ARTIST’S HINTS AND TIPS
• All objects are reflected as a mirror image. If you are not sure of the reflected shape of the object, place a mirror against your painting and view the mirror reflection as a guide.
• When I have a break from painting I spray a light mist of water over the acrylic paints on the palette then place it inside a plastic bag and put it in the fridge where it will keep from drying out for a few days.
• When mixing paint on your palette it is more economical to add small elements of dark colour gradually into light colour.

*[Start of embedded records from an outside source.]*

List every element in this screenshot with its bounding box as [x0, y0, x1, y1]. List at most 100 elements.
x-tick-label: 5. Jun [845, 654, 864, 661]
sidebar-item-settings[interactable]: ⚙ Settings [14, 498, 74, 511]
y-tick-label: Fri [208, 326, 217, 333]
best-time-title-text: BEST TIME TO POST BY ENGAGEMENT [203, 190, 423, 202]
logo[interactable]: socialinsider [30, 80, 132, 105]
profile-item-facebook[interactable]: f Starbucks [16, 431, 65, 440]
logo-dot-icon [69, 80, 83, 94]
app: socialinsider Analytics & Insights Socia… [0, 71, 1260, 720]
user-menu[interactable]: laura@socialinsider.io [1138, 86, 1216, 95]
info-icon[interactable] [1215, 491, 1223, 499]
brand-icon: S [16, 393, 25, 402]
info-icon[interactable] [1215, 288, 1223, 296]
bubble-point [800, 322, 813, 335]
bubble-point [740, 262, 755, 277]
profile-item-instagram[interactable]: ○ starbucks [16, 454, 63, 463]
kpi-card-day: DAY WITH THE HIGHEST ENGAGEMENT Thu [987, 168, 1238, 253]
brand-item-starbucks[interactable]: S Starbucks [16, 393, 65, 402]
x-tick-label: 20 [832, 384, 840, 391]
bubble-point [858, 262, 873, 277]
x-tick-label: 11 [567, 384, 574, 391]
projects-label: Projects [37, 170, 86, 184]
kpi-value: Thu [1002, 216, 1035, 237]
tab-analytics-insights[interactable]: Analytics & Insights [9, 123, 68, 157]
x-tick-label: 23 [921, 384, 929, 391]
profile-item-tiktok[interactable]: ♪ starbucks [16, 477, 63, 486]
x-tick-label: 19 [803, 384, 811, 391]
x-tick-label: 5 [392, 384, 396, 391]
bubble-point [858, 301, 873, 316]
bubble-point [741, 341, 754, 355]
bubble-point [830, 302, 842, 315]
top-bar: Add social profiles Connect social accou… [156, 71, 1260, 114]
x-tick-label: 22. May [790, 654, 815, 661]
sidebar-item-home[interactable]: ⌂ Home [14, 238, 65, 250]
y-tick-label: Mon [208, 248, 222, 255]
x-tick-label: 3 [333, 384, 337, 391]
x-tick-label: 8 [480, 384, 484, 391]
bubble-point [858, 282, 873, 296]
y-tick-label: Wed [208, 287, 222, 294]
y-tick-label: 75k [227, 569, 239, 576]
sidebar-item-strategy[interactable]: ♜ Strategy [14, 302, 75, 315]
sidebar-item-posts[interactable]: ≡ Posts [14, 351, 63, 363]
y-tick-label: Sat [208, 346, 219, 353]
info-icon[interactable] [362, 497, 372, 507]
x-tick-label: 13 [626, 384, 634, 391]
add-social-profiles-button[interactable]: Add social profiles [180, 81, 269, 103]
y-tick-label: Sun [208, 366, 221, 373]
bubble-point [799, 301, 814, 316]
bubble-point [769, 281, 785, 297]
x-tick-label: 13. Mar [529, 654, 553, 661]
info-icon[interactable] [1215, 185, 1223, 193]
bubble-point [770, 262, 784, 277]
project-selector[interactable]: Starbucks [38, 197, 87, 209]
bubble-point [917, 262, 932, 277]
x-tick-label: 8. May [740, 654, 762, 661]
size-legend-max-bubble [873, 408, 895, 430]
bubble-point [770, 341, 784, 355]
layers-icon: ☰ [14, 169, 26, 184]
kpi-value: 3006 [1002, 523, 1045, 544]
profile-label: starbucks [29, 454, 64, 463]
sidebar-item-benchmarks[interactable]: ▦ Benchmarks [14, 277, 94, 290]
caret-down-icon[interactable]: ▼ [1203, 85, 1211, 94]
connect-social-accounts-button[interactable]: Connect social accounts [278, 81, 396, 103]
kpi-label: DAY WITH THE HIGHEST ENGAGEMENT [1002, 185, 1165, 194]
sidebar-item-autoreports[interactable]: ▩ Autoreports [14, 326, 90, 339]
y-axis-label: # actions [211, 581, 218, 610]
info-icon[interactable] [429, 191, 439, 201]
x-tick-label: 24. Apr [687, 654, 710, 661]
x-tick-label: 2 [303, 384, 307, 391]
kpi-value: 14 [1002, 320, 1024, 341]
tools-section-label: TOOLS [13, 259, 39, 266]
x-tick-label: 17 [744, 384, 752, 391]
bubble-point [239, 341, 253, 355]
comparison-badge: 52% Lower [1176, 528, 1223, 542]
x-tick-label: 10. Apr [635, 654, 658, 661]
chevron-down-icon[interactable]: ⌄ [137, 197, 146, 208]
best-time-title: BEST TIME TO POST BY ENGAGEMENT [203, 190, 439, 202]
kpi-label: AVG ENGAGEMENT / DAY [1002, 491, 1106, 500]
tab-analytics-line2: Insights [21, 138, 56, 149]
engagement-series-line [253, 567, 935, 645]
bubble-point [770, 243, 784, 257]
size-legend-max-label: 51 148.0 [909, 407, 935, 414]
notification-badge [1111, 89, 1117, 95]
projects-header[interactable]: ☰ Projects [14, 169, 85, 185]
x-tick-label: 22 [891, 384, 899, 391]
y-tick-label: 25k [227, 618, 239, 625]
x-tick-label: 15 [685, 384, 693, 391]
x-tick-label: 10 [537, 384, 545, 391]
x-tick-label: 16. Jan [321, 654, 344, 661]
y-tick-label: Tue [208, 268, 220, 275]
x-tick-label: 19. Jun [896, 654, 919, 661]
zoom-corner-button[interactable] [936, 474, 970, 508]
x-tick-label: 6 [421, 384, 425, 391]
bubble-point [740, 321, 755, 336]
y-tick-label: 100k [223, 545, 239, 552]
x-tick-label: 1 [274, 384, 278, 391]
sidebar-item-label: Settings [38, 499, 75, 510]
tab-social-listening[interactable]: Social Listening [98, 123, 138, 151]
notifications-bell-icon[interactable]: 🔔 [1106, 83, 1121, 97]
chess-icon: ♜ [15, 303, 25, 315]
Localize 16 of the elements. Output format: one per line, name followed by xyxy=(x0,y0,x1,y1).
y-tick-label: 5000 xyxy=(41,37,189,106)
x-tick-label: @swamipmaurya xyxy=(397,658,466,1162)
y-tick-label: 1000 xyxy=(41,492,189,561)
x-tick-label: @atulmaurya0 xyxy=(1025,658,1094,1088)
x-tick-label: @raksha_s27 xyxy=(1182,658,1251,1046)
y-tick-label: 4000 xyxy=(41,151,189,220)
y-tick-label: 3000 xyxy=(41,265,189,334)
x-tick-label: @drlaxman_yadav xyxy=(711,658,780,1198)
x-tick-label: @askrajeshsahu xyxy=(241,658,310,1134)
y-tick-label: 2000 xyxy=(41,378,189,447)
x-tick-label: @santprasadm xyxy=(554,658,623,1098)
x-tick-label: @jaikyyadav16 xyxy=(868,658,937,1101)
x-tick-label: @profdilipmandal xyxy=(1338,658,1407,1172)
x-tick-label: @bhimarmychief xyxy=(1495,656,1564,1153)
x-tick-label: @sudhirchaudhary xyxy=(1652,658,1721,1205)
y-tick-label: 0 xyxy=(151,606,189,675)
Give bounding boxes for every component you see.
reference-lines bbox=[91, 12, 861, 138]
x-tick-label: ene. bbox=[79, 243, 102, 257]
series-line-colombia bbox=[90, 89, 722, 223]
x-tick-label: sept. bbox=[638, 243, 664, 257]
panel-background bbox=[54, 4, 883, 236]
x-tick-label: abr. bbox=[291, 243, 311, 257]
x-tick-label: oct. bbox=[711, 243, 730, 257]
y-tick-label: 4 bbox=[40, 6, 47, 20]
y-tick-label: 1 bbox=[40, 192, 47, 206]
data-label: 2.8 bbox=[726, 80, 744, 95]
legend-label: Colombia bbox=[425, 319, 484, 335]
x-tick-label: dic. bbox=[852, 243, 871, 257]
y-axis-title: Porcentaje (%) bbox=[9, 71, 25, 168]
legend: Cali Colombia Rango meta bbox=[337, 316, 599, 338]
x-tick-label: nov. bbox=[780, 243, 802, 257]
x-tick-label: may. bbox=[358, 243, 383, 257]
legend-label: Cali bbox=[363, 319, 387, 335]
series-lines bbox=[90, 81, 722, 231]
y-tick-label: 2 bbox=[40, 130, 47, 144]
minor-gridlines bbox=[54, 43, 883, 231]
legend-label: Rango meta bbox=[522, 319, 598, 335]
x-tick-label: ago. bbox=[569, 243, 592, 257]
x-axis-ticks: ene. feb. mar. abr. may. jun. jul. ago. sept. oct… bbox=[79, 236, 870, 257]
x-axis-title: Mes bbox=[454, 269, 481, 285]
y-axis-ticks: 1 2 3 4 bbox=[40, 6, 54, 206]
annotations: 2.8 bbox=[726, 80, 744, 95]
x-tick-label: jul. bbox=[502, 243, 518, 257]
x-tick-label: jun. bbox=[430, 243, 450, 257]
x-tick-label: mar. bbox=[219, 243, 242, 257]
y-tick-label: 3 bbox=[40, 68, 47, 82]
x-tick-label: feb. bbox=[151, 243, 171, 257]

• I like to take notes for future reference on each painting I am working on in an exercise book. I divide the painting up into sections eg Sky, Background Hills, Water, Foreground, Boats, Birds etc and jot down what combination of colours I used in each section. I also place a photo of the painting with it.
• I find I get better results and a finer detail in my painting using artist quality canvass that has been prepared with six coats of Gesso and then given a light sand with a fine sandpaper so the surface is extremely smooth. As it takes time for each coat to dry I find it more economical to prepare a few canvasses at a time.